Raka mengernyitkan dahi seraya mengikuti langkah gadis itu "Siapa yang memperlakukan mu sama dengan Rani, cuma sama kamu ajah aku begini Yank, cuma sama kamu aku berasa haus ajah gitu pengen ipok ipok kamu terus." Ungkapnya dengan bibir yang manyun manyun menyebalkan.

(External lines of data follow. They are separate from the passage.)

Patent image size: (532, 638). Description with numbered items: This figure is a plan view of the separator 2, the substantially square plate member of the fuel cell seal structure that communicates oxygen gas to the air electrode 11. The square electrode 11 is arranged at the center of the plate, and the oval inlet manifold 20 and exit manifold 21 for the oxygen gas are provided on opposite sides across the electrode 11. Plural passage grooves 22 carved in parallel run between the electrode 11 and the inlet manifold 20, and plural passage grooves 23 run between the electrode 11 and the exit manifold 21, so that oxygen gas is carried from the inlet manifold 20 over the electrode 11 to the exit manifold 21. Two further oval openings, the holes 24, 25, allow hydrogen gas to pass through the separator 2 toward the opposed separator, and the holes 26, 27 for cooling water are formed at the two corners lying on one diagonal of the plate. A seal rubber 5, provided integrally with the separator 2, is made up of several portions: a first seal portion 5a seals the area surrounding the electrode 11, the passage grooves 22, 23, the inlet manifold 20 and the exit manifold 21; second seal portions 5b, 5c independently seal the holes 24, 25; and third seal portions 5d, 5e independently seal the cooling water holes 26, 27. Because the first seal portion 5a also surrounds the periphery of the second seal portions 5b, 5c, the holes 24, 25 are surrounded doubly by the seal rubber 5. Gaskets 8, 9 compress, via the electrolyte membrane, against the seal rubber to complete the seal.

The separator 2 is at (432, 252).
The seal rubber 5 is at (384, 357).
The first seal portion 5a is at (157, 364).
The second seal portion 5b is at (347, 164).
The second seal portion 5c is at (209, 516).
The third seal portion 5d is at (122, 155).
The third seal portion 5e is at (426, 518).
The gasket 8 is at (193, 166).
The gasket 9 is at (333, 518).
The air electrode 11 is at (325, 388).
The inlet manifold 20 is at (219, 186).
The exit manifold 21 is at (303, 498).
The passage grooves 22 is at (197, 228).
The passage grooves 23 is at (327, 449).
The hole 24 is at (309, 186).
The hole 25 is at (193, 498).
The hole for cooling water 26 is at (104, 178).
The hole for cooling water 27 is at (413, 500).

"Hiighh." Pinkan bergidik ngeri menoleh sekilas ke arah pria itu "Omongannya udah cap kadal buntung banget, 'aku cuma kaya gini sama kamu,' ... Cih. Buaya!" Desis nya.
"Kamu gak percaya lagi hm? Baru tadi kamu minta maaf, katamu maaf sudah menyakiti ku dengan tuduhan mu, ini mulai lagi!." Protes Raka.
"Ya iyalah, mana aku percaya si? Hubungan sepuluh tahun gak cium ciuman, gak ***** grepean? Gak mungkin! Sedangkan sama aku baru di kasih dikit aja kamu mau nambah lagi!" Tampik Pinkan.
"Kok kamu tahu?" Raka berkerut kening memiringkan kepalanya berusaha melihat wajah cantik gadis itu "Dari mana kamu tahu hubungan ku sepuluh tahun sama Rani?" Tanyanya penasaran.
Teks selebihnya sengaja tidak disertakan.